Running Hubot for Visual Studio Online on an Azure Web Site

 

This is the third and last post on this series.

On the first post Using Hubot with Visual Studio Online I showed you, how you could install Hubot on a un*x box (I used an Azure virtual machine) and run commands against a Visual Studio Online account from a campfire chat room, by installing Hubot Scripts for Visual Studio Online

On the second post Using Hubot with Visual Studio Online Team Rooms I showed, how you could connect the same install to a Visual Studio Online Team Room instead of campfire, by using Hubot Adapter for Visual Studio Online

On this post I will explain, what you need to run hubot that is connected to one (or more) Visual Studio Online team room(s) in order to respond to commands; but running on an Azure web site instead of an un*x box.

Since Visual Studio Online uses notification events it is very suited for running on a Azure Web Site with optimized resources.

Running Hubot on an azure web site, has several advantages over running it on a nodejs process in virtual Machine:

  • It is cheaper. You can run Hubot on an free Azure web site. It’s hard to beat free. Smile
  • You don’t need to buy an SSL certificate (it’s not mandatory, but it is recommended that you use secure communications between visual studio online and your Hubot instance) since azure web sites support SSL out of the box
  • Unlike a VM it doesn’t require any administration

Nodejs running in an azure web site is not executed as standalone nodejs process, it is hosted on IIS. This means that IIS manages hubot process lifetime so it can kill/unload it (no worries, it will wake up as soon as it receives an event) as it sees fit. This means that if you are using the “join room feature” Hubot may not be visible on the room, EVEN though he will respond to commands if properly configured.

Before continuing, let introduce n Hubot concept I’ve not mentioned in previous posts. The brain.

Hubot brain, is an abstraction which represents a persistent storage mechanism that Hubot (and it’s scripts) can use to store data and state. The default out of the box mechanism used by Hubot is Redis.

Azure doesn’t has a redis service (it supports redis cache, but we need a persistent mechanism), so we need something to replace it (we could use a VM but that would beat the purpose of using an Azure web site Smile)

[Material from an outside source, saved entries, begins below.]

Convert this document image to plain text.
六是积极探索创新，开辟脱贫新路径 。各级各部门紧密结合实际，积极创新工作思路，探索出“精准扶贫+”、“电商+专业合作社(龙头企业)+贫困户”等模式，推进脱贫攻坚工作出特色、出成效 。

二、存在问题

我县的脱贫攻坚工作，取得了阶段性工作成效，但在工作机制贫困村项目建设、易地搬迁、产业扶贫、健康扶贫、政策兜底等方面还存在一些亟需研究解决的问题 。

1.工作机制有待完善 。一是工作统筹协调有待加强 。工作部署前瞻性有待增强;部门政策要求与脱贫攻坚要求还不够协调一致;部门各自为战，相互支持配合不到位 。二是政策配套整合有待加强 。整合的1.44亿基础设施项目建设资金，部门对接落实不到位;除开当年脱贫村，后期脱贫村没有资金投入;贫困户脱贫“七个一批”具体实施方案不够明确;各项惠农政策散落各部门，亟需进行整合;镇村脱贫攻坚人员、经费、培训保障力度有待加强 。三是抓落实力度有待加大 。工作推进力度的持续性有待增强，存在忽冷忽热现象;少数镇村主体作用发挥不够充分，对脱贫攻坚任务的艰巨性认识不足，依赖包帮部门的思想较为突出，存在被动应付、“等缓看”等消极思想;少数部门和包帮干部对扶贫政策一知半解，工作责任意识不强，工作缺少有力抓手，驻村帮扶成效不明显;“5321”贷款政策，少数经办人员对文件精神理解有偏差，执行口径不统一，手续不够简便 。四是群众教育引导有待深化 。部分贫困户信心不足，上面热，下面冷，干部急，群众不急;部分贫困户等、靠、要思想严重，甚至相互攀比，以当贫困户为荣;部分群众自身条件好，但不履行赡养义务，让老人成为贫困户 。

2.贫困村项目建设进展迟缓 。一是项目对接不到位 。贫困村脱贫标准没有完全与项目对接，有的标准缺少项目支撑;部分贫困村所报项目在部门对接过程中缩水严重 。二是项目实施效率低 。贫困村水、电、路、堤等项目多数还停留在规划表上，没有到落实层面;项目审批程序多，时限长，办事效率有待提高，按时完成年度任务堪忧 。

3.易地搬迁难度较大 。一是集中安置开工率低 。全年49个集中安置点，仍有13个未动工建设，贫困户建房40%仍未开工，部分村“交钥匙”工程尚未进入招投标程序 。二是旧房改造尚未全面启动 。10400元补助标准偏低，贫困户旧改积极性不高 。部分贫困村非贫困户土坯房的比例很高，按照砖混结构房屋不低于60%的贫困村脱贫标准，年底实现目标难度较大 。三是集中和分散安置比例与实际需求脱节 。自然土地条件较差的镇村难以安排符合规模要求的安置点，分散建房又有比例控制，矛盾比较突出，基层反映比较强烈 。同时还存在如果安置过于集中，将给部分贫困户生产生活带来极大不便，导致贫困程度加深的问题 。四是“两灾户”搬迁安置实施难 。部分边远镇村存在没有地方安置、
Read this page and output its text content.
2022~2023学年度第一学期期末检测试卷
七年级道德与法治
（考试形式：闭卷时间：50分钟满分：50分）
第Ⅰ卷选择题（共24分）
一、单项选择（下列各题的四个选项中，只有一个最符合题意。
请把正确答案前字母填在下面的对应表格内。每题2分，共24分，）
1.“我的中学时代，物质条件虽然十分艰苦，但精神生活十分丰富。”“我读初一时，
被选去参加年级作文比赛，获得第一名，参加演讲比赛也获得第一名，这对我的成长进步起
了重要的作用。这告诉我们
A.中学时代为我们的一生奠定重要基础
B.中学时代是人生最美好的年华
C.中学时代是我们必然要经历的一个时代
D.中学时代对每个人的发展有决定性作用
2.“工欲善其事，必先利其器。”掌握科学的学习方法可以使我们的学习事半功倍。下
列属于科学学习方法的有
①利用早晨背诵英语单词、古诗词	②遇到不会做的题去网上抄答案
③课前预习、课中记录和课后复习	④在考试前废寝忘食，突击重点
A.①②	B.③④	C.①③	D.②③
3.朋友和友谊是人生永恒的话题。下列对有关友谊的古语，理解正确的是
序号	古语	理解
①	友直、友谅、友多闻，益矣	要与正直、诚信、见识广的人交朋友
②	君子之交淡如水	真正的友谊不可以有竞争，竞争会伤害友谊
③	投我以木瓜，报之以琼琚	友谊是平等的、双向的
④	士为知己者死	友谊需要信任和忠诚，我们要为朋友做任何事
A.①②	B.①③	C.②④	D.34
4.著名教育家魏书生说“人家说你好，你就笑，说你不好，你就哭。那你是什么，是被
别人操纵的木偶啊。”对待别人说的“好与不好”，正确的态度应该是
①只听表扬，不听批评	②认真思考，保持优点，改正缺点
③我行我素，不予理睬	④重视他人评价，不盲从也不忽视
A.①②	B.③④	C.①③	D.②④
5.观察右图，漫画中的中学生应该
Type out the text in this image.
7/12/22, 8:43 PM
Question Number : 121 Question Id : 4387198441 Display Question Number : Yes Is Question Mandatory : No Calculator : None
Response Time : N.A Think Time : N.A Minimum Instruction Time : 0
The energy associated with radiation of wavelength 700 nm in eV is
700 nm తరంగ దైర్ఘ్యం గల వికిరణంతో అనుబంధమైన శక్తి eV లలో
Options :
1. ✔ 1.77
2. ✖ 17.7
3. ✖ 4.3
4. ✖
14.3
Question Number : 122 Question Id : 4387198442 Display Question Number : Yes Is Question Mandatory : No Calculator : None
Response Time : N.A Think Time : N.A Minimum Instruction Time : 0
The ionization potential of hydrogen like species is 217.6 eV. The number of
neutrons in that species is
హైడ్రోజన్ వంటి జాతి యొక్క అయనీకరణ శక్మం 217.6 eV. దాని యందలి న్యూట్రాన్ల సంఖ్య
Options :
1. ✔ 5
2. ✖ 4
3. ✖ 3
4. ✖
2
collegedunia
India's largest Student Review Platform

We will use Hubot azure scripts which provides an implementation of an Hubot brain, which uses Azure Storage Blob to store it’s data.

Installing hubot azure scripts, is quite simple. You just need to install it using npm install hubot-azure-scripts. Configure the brain in hubot-scripts.json  and then set a few environment variables, so the scripts can connect to your azure blob account.

I will not describe the steps to install and configure an hubot instance connected to Visual Studio Online team rooms, since the procedure is thoroughly described in the installation docs.